Sandy Gallop Asylum Source: ABC News

 

 

I’ve been trying to source information about the great-grandfather of my memoir subject (my subject is Aaron Fa’Aoso, his great-grandfather was Guy Townson).

Aaron remains very close to his Nan, was essentially raised by her, and Guy was her father. The following excerpt from the draft manuscript is Aaron’s recollection of Guy’s heartbreaking story.

Guy Townson was the skipper of a pearling ketch, and he spent the last years of his life in a mental hospital in Ipswich, in southern Queensland. My fair-skinned great-grandfather was the son of surveyor Harold Montague Wynne Townson, and an Islander woman called Genai.

In 1935 Guy Townson left [the Torres Strait island of] Saibai to travel south on a sailing trip and never came home.

The family story is that he injured his knee while at sea, and was hospitalised in Mackay. He soon tried to leave, to rejoin his crew, but as a so-called half-caste he needed permission. We think he did a runner, and that the police arrested him, and that maybe he incurred a brain injury while in police custody, which permanently disabled him, but no-one seems sure.

All we do know for sure is that he ended up in the Sandy Gallop asylum in Ipswich, an overcrowded and understaffed hole. Nan, her siblings, and her mother, were continually denied permission to leave Bamaga to visit him at the asylum, and Guy died of tuberculosis—after fourteen years without visitors—in 1949.

Understandably Aaron and his family would love more information about Guy, and would particularly like to know why he was admitted to the asylum.

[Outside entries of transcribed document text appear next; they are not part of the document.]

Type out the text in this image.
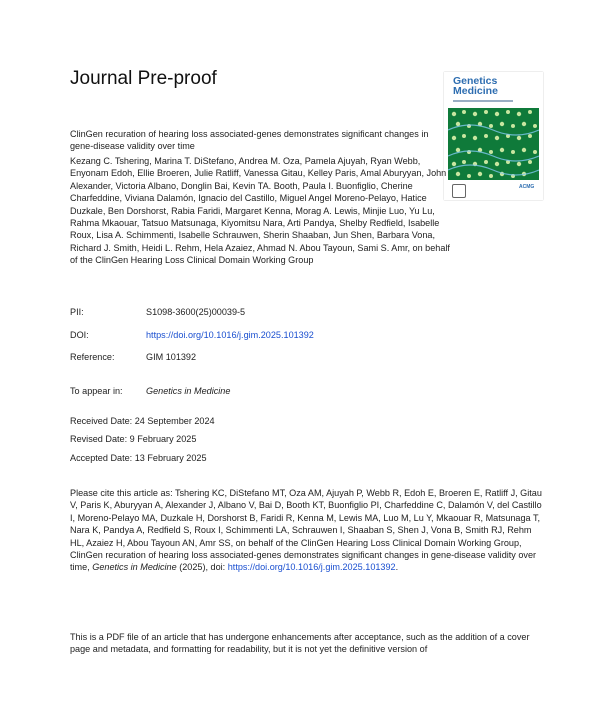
Journal Pre-proof	Genetics
Medicine
ACMG
ClinGen recuration of hearing loss associated-genes demonstrates significant changes in gene-disease validity over time
Kezang C. Tshering, Marina T. DiStefano, Andrea M. Oza, Pamela Ajuyah, Ryan Webb, Enyonam Edoh, Ellie Broeren, Julie Ratliff, Vanessa Gitau, Kelley Paris, Amal Aburyyan, John Alexander, Victoria Albano, Donglin Bai, Kevin TA. Booth, Paula I. Buonfiglio, Cherine Charfeddine, Viviana Dalamón, Ignacio del Castillo, Miguel Angel Moreno-Pelayo, Hatice Duzkale, Ben Dorshorst, Rabia Faridi, Margaret Kenna, Morag A. Lewis, Minjie Luo, Yu Lu, Rahma Mkaouar, Tatsuo Matsunaga, Kiyomitsu Nara, Arti Pandya, Shelby Redfield, Isabelle Roux, Lisa A. Schimmenti, Isabelle Schrauwen, Sherin Shaaban, Jun Shen, Barbara Vona, Richard J. Smith, Heidi L. Rehm, Hela Azaiez, Ahmad N. Abou Tayoun, Sami S. Amr, on behalf of the ClinGen Hearing Loss Clinical Domain Working Group
PII:	S1098-3600(25)00039-5
DOI:	https://doi.org/10.1016/j.gim.2025.101392
Reference:	GIM 101392
To appear in:	Genetics in Medicine
Received Date: 24 September 2024
Revised Date: 9 February 2025
Accepted Date: 13 February 2025
Please cite this article as: Tshering KC, DiStefano MT, Oza AM, Ajuyah P, Webb R, Edoh E, Broeren E, Ratliff J, Gitau V, Paris K, Aburyyan A, Alexander J, Albano V, Bai D, Booth KT, Buonfiglio PI, Charfeddine C, Dalamón V, del Castillo I, Moreno-Pelayo MA, Duzkale H, Dorshorst B, Faridi R, Kenna M, Lewis MA, Luo M, Lu Y, Mkaouar R, Matsunaga T, Nara K, Pandya A, Redfield S, Roux I, Schimmenti LA, Schrauwen I, Shaaban S, Shen J, Vona B, Smith RJ, Rehm HL, Azaiez H, Abou Tayoun AN, Amr SS, on behalf of the ClinGen Hearing Loss Clinical Domain Working Group, ClinGen recuration of hearing loss associated-genes demonstrates significant changes in gene-disease validity over time, Genetics in Medicine (2025), doi: https://doi.org/10.1016/j.gim.2025.101392.
This is a PDF file of an article that has undergone enhancements after acceptance, such as the addition of a cover page and metadata, and formatting for readability, but it is not yet the definitive version of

I’ve therefore spent the better part of a year trying to get Guy Townson’s medical files from the Queensland State Archive although admittedly most of the delays were on Aaron’s side! Anyway, after making the family and me jump through a gazillion administrative hoops, the nice lady from the archives today gave me a call to say that the only info they hold about Guy Townson is a one-line record of his death: a record I’d already sourced from Queensland’s Births, Deaths and Marriages.

Apparently no other records exist in the archive because it’s entirely possible that when the mental hospital was decommissioned, all the old files were destroyed. I guess that applies to any hospital stay Guy had in Mackay, too.

So my question is this – is there anywhere else I could look?

Might the Queensland Department of Health know what happened to the files? The asylum buildings are now part of the campus of the University of Southern Queensland – might there be a basement full of old asylum records somewhere?

Grateful for any clues, hints or pointers.